I am currently an instructor for the 2024-2025 academic year and will become an Assistant Professor of Economics at the University of Illinois Urbana-Champaign starting in 2025. I received my Ph.D. in Economics from the University of Wisconsin-Madison in 2024.

I study intended/unintended consequences of labor and regional policies using a wide range of datasets, reduced-form analysis, and structural models.

[ CV ] [ Email: hoyoung@illinois.edu ] 

Working Papers

Grants Received: Russell Sage Foundation Dissertation Research

Media Coverage: Cardinal News, Business Insider

Presented at: 2021 Wisconsin Economics Association Conference, 2022 MEA Annual Conference, 2022 WEAI Conference, 2022 UEA North American Meeting, 2022 SMU-Jinan Conference on Urban and Regional Economics, LERA@ASSA 2023 Meeting, UEA Summer School 2023, SITE 2023, 2023 Remote Work Conference, 2023 UEA North American Meeting, 2023 KAEA Job Market Conference, 2023 SEA, 2024 ASSA-AREUEA, 2024 AREUEA National Conference, 2024 Yonsei Young Economist Workshop, SOLE 2024, DSE 2024

Abstract: This paper explores the impact of an influx of high-skilled remote workers on local residents in destination cities.
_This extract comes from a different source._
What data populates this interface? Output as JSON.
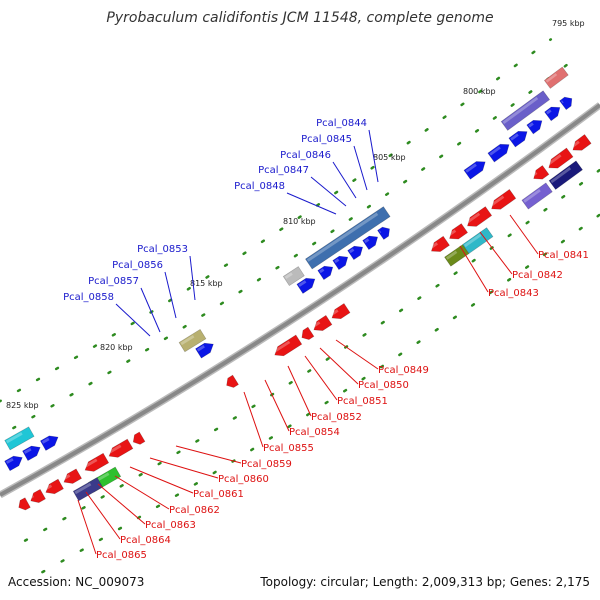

Using Tulsa Remote as a case study, I find that the program effectively attracted remote workers but had offsetting effects on local employment across sectors. Through a structural equilibrium model of sector choice, I find that the program slightly improves the average welfare of local residents, but nonemployed and low-skilled renters in the tradable sector are adversely affected. Finally, when a Remote Worker Relocation Program is financed by local taxes, the average net benefit of the program is substantially reduced.

Abstract: We assess the consumption insurance value of Medicaid expansions. While Medicaid expansions improve physical and financial health, they may not smooth consumption risk because a great deal of uninsured medical spending is financed with bad debt and charity care. Using multiple methods, we find only small effects of Medicaid expansion throughout the consumption distribution. Our estimates, combined with an assumed utility function, imply near-zero insurance value to the uninsured from Medicaid expansion. While our estimates are statistically noisy, we can nevertheless rule out the possibility that a large share of Medicaid's value comes from reductions in consumption risk.

Publications

Presented at: PAA 2022 Annual Conference (poster), MEA 2022 Annual Conference, SOLE 2022

Abstract: We use the introduction of Seattle's local minimum wage to investigate the geographic effects of highly-targeted, city-level minimum wages on establishment entry and exit decisions. We explicitly consider the spillover effects of Seattle's minimum wage on business entry and exit decisions in the surrounding areas, in addition to the main effect. We use an event study framework to estimate these effects on two low-wage industries: hospitality and retail. We find strong, statistically significant spillover effects on establishment entries at the census block level in the hospitality and retail sectors 1-2 years after Seattle's minimum wage is announced relative to establishment churn before the minimum wage announcement. The estimated spillover effects are positive, implying an increase in the number of establishments entering the areas surrounding Seattle after the announcement of the minimum wage. There is a corresponding decline in entries for both sectors in Seattle itself. Our findings on exits are inconclusive. Both spillover and main effects are more concentrated in retail. We estimate our effects using a novel data set containing a full census of establishments with precise locations for businesses in the state of Washington. Our findings suggest that spillover effects on neighboring areas should be considered to holistically assess the impacts of city-level minimum wages. 

Media Coverage: HealthLawProf Blog

Abstract: We show that the opioid crisis slows transitions to employment from unemployment and non-participation. We identify the effect of the opioid crisis from cross-state variation in triplicate prescribing regulations, which produced long-lasting reductions in opioid use by reducing the initial distribution of the blockbuster opioid OxyContin. Difference-in-differences estimates show that triplicate regulations induce unemployed and non-participating workers in triplicate states to return to employment about 10 percent faster than workers in non-triplicate states. These estimates imply a 1.1 percentage point higher level of employment in steady state.